アフタヌーン・セミナー 第26回 Aussie Slang

  • 2015.03.10 Tuesday
  • 19:24
アフタヌーン・セミナーとは、サイマル・アカデミー受講生特典として実施している無料セミナーで、 “学んだ語学を活かす”ためのセミナーです。
趣味や芸術、旅行などをテーマにしたネイティブ講師によるスピーチや、通訳者・翻訳者による『通訳者・翻訳者への道』といったスピーチが行われます。
スケジュールのご都合でアフタヌーン・セミナー当日参加できなかった受講生の皆様に、また、サイマル・アカデミーでのご受講をご検討いただいている皆様にも、担当講師より当日スピーチした内容やお伝えしきれなかった事などをご紹介します楽しい

今回の記事は・・・
2015年2月17日に実施したKatrina Larsenによるアフタヌーン・セミナーです。
オーストラリアオーストラリア出身のKatrinaがいかにオーストラリアで話される英語がユニークか皆さんにご紹介しましたるんるん
 

Aussie Slang
BY Katrina Larsen

So, what is “Strine”?  Well, of course, it refers to Australian English, specifically slang, our special breed of colourful English unique to the land down under.

The shortening of words is synonymous with “Strine”, with the earliest examples evident from the 1800s, not long after white settlement. It is therefore a long tradition in terms of our modern history and not some recent variant of English. Interestingly, however, the term “Strine” itself was not coined until the 1960s. It is almost like a code and, unless you’re Australian, or have lived in Australia for some time, you may have trouble making sense of it.

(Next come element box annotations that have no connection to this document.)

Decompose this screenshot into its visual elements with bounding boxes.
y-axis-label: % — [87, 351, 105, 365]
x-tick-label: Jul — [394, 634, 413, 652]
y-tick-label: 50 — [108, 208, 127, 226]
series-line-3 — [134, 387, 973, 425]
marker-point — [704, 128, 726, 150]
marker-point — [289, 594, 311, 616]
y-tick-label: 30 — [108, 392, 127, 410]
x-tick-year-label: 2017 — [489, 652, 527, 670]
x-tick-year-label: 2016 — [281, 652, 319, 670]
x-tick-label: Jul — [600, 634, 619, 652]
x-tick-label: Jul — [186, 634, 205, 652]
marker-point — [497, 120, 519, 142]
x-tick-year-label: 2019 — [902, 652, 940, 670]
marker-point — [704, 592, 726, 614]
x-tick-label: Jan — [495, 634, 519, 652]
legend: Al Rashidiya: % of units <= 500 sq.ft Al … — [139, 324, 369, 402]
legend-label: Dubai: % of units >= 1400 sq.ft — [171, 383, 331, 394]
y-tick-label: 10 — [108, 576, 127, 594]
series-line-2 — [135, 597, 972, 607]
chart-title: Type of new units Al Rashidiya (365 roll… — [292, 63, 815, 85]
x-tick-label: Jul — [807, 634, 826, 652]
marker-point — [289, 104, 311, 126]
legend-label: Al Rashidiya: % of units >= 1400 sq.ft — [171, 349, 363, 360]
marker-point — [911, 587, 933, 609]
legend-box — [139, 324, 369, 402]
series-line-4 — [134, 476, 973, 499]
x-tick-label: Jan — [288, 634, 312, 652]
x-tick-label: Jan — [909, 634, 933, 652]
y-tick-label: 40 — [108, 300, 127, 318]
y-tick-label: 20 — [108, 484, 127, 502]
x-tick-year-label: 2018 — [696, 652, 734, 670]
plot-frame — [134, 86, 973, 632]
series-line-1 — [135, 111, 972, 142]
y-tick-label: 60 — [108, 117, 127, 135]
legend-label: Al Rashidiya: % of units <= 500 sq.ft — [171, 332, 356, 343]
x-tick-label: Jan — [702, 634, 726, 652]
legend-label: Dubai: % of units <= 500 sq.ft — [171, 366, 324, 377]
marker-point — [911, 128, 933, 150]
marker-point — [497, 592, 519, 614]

This unique speaking style includes phrases such as bickies (biscuits), coldies (beer) and barbies (barbeques) as well as posties (postmen), pollies (politicians) and vegos (vegetarians).  Oh, and don’t forget the greenies (environmentalists)

The question is, why do we do it? Does it save time? Effort? Well, in some cases it might make the word actually longer (we often use “Tommo” for the common name “Tom” which is hardly shorter!). Some say this kind of language may make us seem friendlier, more likeable. Does it make us seem more intelligent? Less intelligent? Well, I wouldn’t want to comment on that! Kevin Rudd, a former Australian prime minister, was a heavy user of Aussie slang to try to connect with voters but, at the same time, often criticised for doing so as it was felt he was somehow not being himself. Rudd’s response? He urged his naysayers to give him a “fair crack of the whip” (to give him a fair chance).

Arguably Australia’s most famous song, Waltzing Matilda, is peppered with interesting Australian slang. This bush ballad (old Australian poem in a musical form dealing with aspects of life and characters in the bush) is considered our unofficial national anthem and follows the adventures of a swagman (an itinerant worker who wanders in search of work) who, after stealing a sheep, commits suicide by springing into a billabong (watering hole) rather than face capture by the authorities.

Australian’s love of this song is reflected in the fact that in the M series of the Australian passport the opening lines are used as microprinting (in this case horizontal lines to underline home page addresses).

You can check out a photo of this here amongst the images:
https://www.google.co.jp/search?q=australian+passport+waltzing+matilda+photo

Have a listen to this rousing tune online if you have a chance and enjoy the interesting language.

I have truly enjoyed sharing a little slice of Australian slang with you.  Fair dinkum!

Hooroo!

Katrina Larsen/サイマル・アカデミー講師
オーストラリア出身。日本滞在歴は約13年。